Surat utang terbitan Filipina dan Indonesia, menjadi favorit perusahaan pengelola aset ini terutama untuk tenor menengah dan panjang, seiring dengan ruang yang makin luas bagi bank sentral di dua negara itu untuk melonggarkan kebijakan moneternya.
"Ini adalah masa keemasan, golden age, bagi aset-aset fixed income di Asia khususnya di emerging market-nya. Saya pikir akan menjadi hal yang tepat untuk menambah sedikit lagi durasi jika terjadi volatilitas," kata Neeraj Seth, Head of Asian Fixed Income BlackRock di Singapura, seperti dilansir oleh Bloomberg.
Ia menilai, pasar Asia relatif lebih terlindungi dari volatilitas terkait pelaksanaan Pemilu AS pada November nanti.
Bulan September secara historis menjadi bulan dengan volatilitas tajam di pasar keuangan di banyak tempat.
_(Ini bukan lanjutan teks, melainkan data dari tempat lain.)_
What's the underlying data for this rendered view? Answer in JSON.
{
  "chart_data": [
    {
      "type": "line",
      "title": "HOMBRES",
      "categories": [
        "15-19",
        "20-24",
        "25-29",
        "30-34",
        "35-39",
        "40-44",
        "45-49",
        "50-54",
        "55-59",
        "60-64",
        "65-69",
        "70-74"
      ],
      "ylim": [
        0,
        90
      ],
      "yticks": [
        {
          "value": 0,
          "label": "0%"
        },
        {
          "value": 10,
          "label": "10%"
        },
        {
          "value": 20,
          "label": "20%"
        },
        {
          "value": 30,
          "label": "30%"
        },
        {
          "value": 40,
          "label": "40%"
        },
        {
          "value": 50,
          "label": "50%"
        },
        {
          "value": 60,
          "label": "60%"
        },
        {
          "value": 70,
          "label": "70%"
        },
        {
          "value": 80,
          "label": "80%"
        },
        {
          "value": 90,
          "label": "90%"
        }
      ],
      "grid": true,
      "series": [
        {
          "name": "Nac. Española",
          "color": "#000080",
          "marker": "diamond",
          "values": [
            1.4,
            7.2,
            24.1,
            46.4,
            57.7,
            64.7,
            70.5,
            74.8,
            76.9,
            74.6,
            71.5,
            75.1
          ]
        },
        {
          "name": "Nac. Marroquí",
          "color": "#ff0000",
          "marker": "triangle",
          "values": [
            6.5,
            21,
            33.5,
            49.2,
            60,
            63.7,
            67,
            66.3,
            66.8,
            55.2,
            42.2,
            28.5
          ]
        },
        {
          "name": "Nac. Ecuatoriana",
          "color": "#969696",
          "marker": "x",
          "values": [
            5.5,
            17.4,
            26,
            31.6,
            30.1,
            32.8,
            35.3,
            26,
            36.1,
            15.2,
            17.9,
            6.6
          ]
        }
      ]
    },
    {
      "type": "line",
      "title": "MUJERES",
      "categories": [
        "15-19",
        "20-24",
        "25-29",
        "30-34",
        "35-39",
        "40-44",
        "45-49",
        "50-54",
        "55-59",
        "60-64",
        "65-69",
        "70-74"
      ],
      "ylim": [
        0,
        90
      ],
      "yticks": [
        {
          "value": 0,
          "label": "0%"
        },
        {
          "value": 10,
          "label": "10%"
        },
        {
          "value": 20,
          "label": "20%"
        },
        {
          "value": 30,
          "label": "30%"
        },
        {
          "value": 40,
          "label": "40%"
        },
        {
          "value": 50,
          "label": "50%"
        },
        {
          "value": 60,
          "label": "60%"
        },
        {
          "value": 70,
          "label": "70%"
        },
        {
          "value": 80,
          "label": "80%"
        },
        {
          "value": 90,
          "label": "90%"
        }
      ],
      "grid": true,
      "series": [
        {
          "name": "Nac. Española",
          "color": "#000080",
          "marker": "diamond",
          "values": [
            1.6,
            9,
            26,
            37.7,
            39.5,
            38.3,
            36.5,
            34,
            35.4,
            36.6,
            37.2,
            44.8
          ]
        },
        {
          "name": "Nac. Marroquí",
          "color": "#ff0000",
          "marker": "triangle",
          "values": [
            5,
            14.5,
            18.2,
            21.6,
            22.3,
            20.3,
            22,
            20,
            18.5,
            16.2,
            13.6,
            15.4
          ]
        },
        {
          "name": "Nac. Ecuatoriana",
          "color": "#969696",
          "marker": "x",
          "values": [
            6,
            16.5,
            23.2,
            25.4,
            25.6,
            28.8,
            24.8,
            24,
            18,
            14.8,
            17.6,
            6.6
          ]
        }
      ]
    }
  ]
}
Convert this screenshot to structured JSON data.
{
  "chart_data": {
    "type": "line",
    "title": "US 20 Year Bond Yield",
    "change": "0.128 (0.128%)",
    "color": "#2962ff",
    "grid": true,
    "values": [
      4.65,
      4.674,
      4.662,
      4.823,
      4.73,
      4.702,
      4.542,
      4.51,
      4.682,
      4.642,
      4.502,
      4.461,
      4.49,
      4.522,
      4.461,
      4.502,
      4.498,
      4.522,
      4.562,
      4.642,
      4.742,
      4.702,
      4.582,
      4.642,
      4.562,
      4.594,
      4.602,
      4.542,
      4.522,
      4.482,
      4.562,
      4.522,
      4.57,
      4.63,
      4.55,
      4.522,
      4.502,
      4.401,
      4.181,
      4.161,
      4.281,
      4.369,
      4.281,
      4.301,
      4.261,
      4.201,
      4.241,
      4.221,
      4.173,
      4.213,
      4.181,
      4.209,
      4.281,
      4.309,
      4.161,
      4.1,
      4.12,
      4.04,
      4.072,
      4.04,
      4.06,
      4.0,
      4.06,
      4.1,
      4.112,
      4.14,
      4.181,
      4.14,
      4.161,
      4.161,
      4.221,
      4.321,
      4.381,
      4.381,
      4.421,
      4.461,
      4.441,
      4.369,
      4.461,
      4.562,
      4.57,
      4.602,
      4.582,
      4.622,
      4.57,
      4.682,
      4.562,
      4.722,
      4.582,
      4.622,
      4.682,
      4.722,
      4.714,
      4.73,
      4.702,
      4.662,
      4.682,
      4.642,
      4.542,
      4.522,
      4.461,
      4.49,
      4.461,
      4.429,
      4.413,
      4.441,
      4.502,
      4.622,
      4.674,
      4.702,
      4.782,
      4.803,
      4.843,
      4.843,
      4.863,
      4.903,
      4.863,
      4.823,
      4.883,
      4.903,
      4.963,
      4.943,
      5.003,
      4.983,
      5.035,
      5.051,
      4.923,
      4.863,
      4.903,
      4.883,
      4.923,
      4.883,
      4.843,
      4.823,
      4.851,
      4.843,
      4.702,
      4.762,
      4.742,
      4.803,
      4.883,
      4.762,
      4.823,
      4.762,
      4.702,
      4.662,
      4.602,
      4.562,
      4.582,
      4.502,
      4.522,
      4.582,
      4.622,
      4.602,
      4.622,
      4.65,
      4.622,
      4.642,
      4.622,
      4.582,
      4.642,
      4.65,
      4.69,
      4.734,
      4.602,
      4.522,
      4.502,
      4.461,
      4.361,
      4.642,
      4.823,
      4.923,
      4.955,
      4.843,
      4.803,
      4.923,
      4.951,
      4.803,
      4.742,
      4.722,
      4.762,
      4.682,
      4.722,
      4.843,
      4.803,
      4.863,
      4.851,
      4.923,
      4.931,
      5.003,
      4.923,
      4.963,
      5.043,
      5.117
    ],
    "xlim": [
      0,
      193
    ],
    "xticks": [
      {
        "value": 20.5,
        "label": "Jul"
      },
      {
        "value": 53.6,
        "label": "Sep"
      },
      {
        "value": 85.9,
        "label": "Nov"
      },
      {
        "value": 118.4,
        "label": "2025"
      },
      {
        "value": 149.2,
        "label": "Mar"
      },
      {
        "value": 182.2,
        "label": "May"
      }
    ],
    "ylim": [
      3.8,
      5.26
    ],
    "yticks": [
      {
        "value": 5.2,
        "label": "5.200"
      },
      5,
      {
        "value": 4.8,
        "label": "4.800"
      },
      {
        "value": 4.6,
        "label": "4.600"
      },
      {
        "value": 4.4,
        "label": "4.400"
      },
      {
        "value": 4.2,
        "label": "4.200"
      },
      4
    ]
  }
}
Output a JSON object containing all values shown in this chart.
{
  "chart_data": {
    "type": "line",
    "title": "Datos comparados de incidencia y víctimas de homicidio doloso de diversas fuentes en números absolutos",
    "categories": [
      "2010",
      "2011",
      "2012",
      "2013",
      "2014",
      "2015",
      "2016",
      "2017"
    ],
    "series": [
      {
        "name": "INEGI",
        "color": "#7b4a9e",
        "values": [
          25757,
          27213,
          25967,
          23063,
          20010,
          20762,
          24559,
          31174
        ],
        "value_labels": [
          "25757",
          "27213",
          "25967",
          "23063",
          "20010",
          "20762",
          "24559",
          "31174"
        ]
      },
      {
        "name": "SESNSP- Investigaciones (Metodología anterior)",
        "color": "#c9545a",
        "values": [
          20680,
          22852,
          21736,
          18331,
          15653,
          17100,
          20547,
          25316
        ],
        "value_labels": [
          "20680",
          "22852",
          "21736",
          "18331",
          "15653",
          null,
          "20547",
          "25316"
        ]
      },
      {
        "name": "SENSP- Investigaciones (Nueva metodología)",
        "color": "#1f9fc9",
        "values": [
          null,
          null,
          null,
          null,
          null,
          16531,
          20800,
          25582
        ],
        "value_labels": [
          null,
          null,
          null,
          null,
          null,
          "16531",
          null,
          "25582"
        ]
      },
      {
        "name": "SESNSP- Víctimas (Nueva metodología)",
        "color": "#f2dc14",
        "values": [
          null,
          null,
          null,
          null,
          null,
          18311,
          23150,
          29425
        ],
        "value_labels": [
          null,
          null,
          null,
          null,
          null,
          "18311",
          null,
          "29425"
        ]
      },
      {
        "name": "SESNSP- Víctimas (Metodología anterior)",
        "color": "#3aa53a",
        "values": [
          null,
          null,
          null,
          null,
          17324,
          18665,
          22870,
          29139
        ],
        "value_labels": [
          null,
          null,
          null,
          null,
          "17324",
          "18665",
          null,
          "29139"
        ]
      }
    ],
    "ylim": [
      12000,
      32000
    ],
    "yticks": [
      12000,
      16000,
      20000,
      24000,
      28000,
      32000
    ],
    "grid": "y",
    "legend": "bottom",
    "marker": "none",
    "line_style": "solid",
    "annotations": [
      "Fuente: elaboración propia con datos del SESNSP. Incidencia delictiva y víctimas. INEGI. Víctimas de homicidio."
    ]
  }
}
Risiko pelemahan ekonomi China, semakin dekatnya jadwal Pemilu AS, juga harap-harap cemas pivot The Fed, akan membuat September ini akan jadi pertaruhan apakah akan jadi 'Black September' atau 'September Ceria'.
Pasar surat utang di Asia sejauh ini masih membukukan kinerja lebih baik setiap September. Data Bloomberg mencatat, dalam 10 tahun terakhir, obligasi di Asia hanya mencatat kerugian 1% setiap September dibanding penurunan hingga 2,1% oleh obligasi di emerging market Amerika Latin.
Arus masuk modal asing diprediksi masih akan berlanjut ke Asia termasuk Indonesia karena nilai investasi di negeri ini masih belum kembali ke masa sebelum prapandemi.
Meski menarik, asing juga masih mewaspadai risiko yang tersisa dari pasar RI. Termasuk perihal transisi pemerintahan yang akan dipukul 'gong' nya pada Oktober nanti di mana kebijakan fiskal akan jadi sorotan penting.
Pada perdagangan hari Senin kemarin, asing untuk pertama kalinya membukukan net sell di SBN setelah empat hari perdagangan beruntun mencetak net buy. Pada Senin, asing melepas Rp562,6 miliar SBN dan membawa posisi kepemilikan oleh asing turun tipis jadi Rp851,74 triliun per 2 September.